We'll visualize our original scatter plot, together with a plot of our predicted values using the polynomial for page speed times ranging from 0-7 seconds:

In [7]:
xp = np.linspace(0, 7,  100)
p4_xp = p4(xp)

pred_data = pd.DataFrame({'xp':xp, 'p4_xp': p4_xp})
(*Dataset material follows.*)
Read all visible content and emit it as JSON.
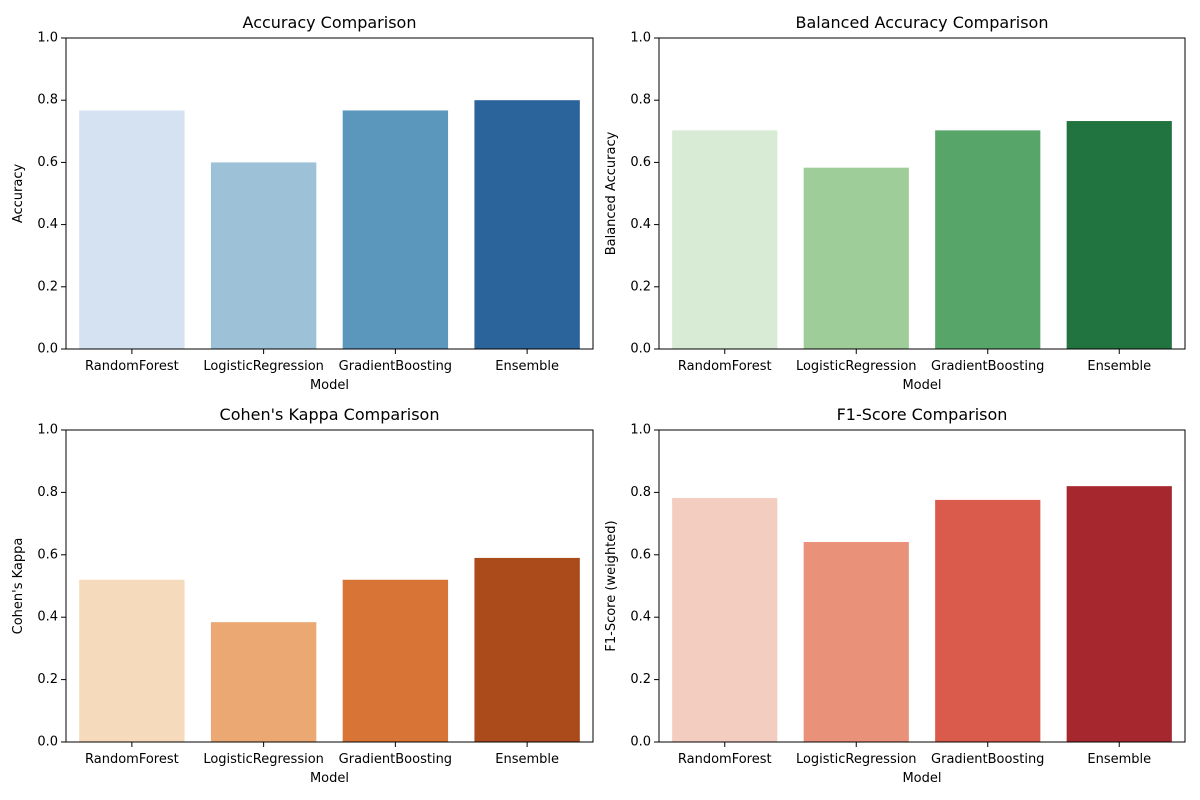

line_chart = alt.Chart(pred_data).mark_line(color='red').encode(x='xp:Q', y='p4_xp:Q')
scatter_chart + line_chart

Looks pretty good! Let's measure the r-squared error:

In [8]:
from sklearn.metrics import r2_score

r2 = r2_score(y, p4(x))

print(r2)


0.8293766396303073


## Activity

Try different polynomial orders. Can you get a better fit with higher orders? Do you start to see overfitting, even though the r-squared score looks good for this particular data set?